Autor: Carolina Araya/ Directora Carrera de Derecho Udla-Concepción
Cartas: Libertad de expresión
Cartas: Libertad de expresión Señora Directora: Cuestionar o burlarse de la identidad de género de una persona de manera pública, vuelve a evidenciar la tensión entre el límite entre la libertad de expresión y el respeto irrestricto a la dignidad de cada individuo. No se trata solo de un tema valórico o de sensibilidad. En Chile existe reconocimiento y protección legal de la identidad de género. La Ley N. º 21.120, vigente desde 2022, establece que toda persona tiene derecho a ser reconocida e identificada conforme a su identidad de género, incluyendo el nombre y el sexo registral que la representen. Esto es obligatorio tanto para el Estado como para los particulares. Desconocer públicamente la identidad de un ser humano, especialmente desde una plataforma masiva, no constituye una simple opinión. Se trata de un acto que puede vulnerar derechos, al ignorar una identidad legalmente reconocida y exponer a esa persona a situaciones de discriminación.

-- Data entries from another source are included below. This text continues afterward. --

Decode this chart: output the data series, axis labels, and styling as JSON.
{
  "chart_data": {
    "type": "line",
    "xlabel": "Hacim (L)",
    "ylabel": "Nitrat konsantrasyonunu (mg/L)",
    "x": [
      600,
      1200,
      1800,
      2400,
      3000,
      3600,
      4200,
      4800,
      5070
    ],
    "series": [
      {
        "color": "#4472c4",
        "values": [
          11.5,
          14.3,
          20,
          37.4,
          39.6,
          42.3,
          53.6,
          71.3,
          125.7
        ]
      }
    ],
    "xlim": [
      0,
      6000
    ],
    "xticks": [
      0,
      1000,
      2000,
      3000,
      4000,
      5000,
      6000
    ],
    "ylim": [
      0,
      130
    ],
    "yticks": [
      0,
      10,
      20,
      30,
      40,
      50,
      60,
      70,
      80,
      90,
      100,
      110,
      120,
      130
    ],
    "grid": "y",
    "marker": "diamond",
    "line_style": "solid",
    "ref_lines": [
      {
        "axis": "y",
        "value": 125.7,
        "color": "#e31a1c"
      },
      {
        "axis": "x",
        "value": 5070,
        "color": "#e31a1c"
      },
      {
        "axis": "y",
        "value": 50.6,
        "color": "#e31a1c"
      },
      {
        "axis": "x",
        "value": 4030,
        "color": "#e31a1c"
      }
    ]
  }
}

En nuestro país, los contenidos emitidos por televisión pueden ser objeto de denuncias ante el Consejo Nacional de Televisión, organismo encargado de velar por el correcto funcionamiento de los servicios televisivos, conforme a estándares que incluyen el respeto a la dignidad de las personas. La Ley Nº 18.838 establece que las emisiones no deben vulnerar valores fundamentales ni, como indica su artículo 1; normalizar situaciones de violencia de género. La libertad de expresión es un pilar fundamental en una sociedad democrática. Sin embargo, como todo derecho, no es absoluto. Nuestro ordenamiento jurídico reconoce que su ejercicio encuentra límites en la protección de la honra, vida privada y dignidad de las personas. La identidad de género forma parte de ese núcleo esencial. Autor: Carolina Araya/ Directora Carrera de Derecho Udla-Concepción.